シスコシステムズ 代表執行役員社長の中川いち朗氏
CDAは、社会課題の解決や経済的な成長などを目的に、政府機関や企業、組織と連携してデジタル技術を活用する取り組み。40カ国で900以上のプロジェクトを実施しているという。会見であいさつした代表執行役員社長の中川いち朗氏は、コロナ禍でデジタル化が急務となり、9月1日には政府がデジタル庁を発足させることから、今回のCDA推進を表明するに至ったとした。
米Cisco Systems バイスプレジデント兼グローバルイノベーションオフィサーのGuy Diedrich氏
2月3日には、米Cisco Systems バイスプレジデント兼グローバルイノベーションオフィサーのGuy Diedrich氏が平井卓也デジタル改革担当大臣と会談。Diedrich氏は、平井大臣に「デジタル化へのリーダーシップを感じた」とし、「『誰もがつながる社会』の実現が基本的人権の1つと考えており、CDAを通じて日本のデジタル化を支援するCiscoのコミットメントを表明したい」と述べた。平井氏も記者会見にビデオメッセージを寄せ、同社の支援に期待感を示した。
日本におけるCDAでは、「安心・安全な公共インフラ」「教育のデジタル化」「テレワークの推進と高度化」「新型コロナウィルス対策と遠隔医療」「サプライチェーン」「規制改革とデジタル社会」の6分野を掲げ、既に複数のプロジェクトが進行中という。
日本におけるCDAの取り組み(シスコシステムズ資料より抜粋)
例えば、サプライチェーンでは、同社製ネットワーク機器の信頼性や安全性などを向上させるためにNECおよびアラクサラネットワークスと戦略的提携を結んだ。教育では、政府の「GIGAスクール構想」に伴い製品やサービス提供に加え、研修プログラムの「ネットワークキングアカデミー」を展開し、国内では約7万人が既に受講しているとする。

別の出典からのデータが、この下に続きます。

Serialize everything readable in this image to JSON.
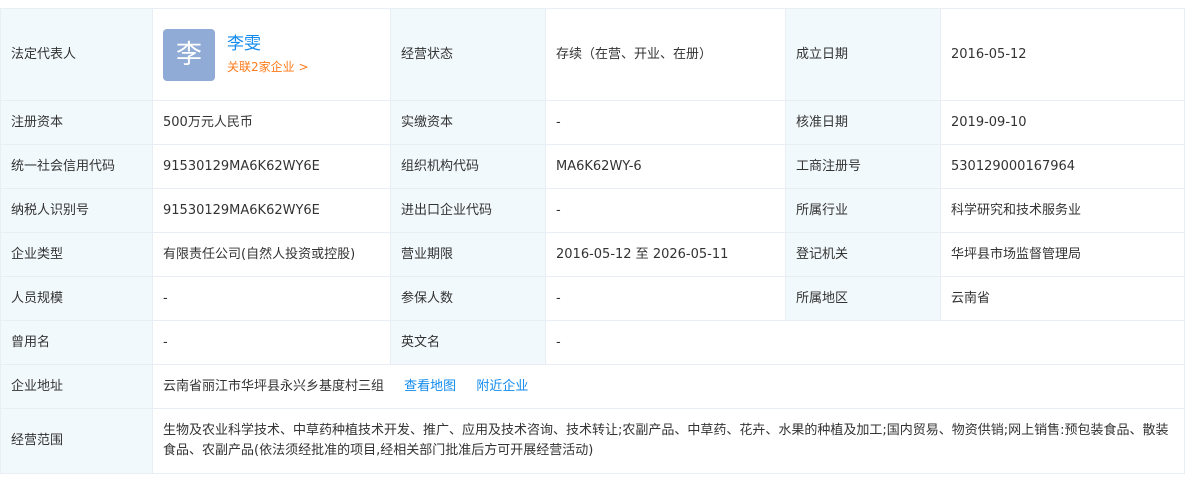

医療では、新型コロナウイルス感染症対策において幾多の支援を実施する。特に、医療従事者や関係者の感染を防ぐべく、発熱外来でのタブレット端末を用いた問診や、ウェブ会議サービスを利用したオンライン診療などを提供しているとした。
また、NTT東日本や新潟県と、ローカル5G(自営型の第5世代移動体通信システム)の実証実験も進める。低遅延性など5Gの特徴を生かした高精細カメラ映像による遠隔会議や、立体VR(仮想現実)による遠隔協調作業システムなどの効果を検証している。
シスコシステムズ 代表執行役員会長の鈴木和洋氏
代表執行役員会長の鈴木和洋氏は、「デジタル化では新しい社会インフラ必要。前回の東京五輪で新しい社会インフラが日本の高度成長を支えたように、デジタル技術を組み入れた新しいインフラをパートナーととにも提供し、日本の成長に貢献したい」と話した。